Der ganze Zusammenhang des Systems führt darauf, dass die Katharer von einer Genugthuung für begangene Sünden, von einer Übernahme eigentlicher Busswerke nichts wussten, wie sie denn auch alle Leiden und Missgeschicke dieses Lebens bloss als Fügungen des Satan, 3) keineswegs aber als Läuterungsmittel oder zeitliche, von dem guten Gotte verhängte Strafen betrachteten. Insbesondere behaupteten die Dualisten, dass Gott sein Volk für die in diesem Leben begangenen Sünden überhaupt nicht strafe, sondern nur für jenen im himmlischen Leben geschehenen Abfall. Dennoch berichtet Moneta, sowohl die Dualisten als die Monarchianer hätten Werke der Genugthuung auferlegt und geübt,4) und hier scheint ihm Sacchoni zu widersprechen, welcher die genugthuende Bedeutung der Fasten und ähnlicher bei den Sektirern üblicher Enthaltungen entschieden in Abrede stellt und bemerkt, dass diese Werke vielmehr als etwas ohnehin Pflichtmässiges, ohne Rücksicht auf begangene Sünden, geleistet würden und dass daher ein Knabe von zehn Jahren nach seiner Tröstung denselben Übungen unterworfen werde wie ein Greis, der sein ganzes Leben fortgesündigt habe. Indessen wollte wohl auch der in seinen Angaben immer so genaue und so gut unterrichtete Moneta nicht sagen, dass jene Werke bei den Katharern die Bestimmung hätten, zur Satisfaction zu dienen, sondern nur, dass dieselben Übungen und Enthaltungen, welche in der katholischen Kirche zur Busse und Genugthuung auferlegt würden, auch in jener Sekte gebräuchlich seien,

1) Moneta p. 302 ff. Raineri Summa p. 1763-65. Doc. p.

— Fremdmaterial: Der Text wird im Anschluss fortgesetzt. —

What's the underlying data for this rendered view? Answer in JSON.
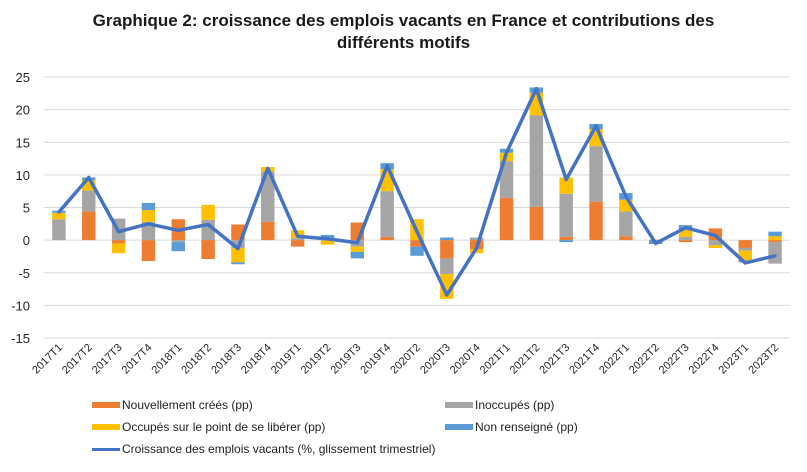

294. 2) Doc. p. 246. 3) Doc. p. 295. “) Moneta p. 306. 371.

Die Eucharistie der Kirche und die Lehre von einer realen Gegenwart des Leibes Christi mittels der Brodverwandlung verwarfen die Dualisten schon darum, weil Brod und Wein als Erzeugnisse des Satan böse und, als dem guten Gotte fremd, auch dessen Herrschaft entzogen seien. Für die Einsetzungsworte hatten sie bereits die bekannten, nachmals von Karlstadt und Zwingli wieder vorgebrachten Erklärungen, nämlich dass Christus bei den Worten: Dieses ist mein Leib, auf seinen eigenen Körper gezeigt und also keineswegs das Brod gemeint habe, oder, wie andere versicherten, dass er nur habe sagen wollen: Dieses bedeutet meinen Leib, wofür sie auch bereits die angebliche Parallelstelle 1. Kor. 10,4 (Der Fels war Christus) anführten. Wenn die Katholiken den Katharern entgegneten, dass Christus Brod und Wein als Geschöpfe des bösen Gottes nicht zu Bildern seines Leibes hätte einsetzen können, so erwiderten die Monarchianer, das Brod könne allerdings als ein Geschöpf des guten Gottes gelten und daher auch als Zeichen des Leibes Christi dienen, weil, wenn auch die Form vom Satan sei, doch die vier Elemente, aus denen es in letzter Analyse bestehe, von Gott hervorgebracht seien.a)

1) Moneta p. 295. Alanus p. 142. Ermengardus, Opusc. contra haeret. bei Gretser, Opp. XII, T. II, p. 116. Steph. de Borbone bei Echard p. 550. Vgl. Doc. p. 23. 156. 199. 322.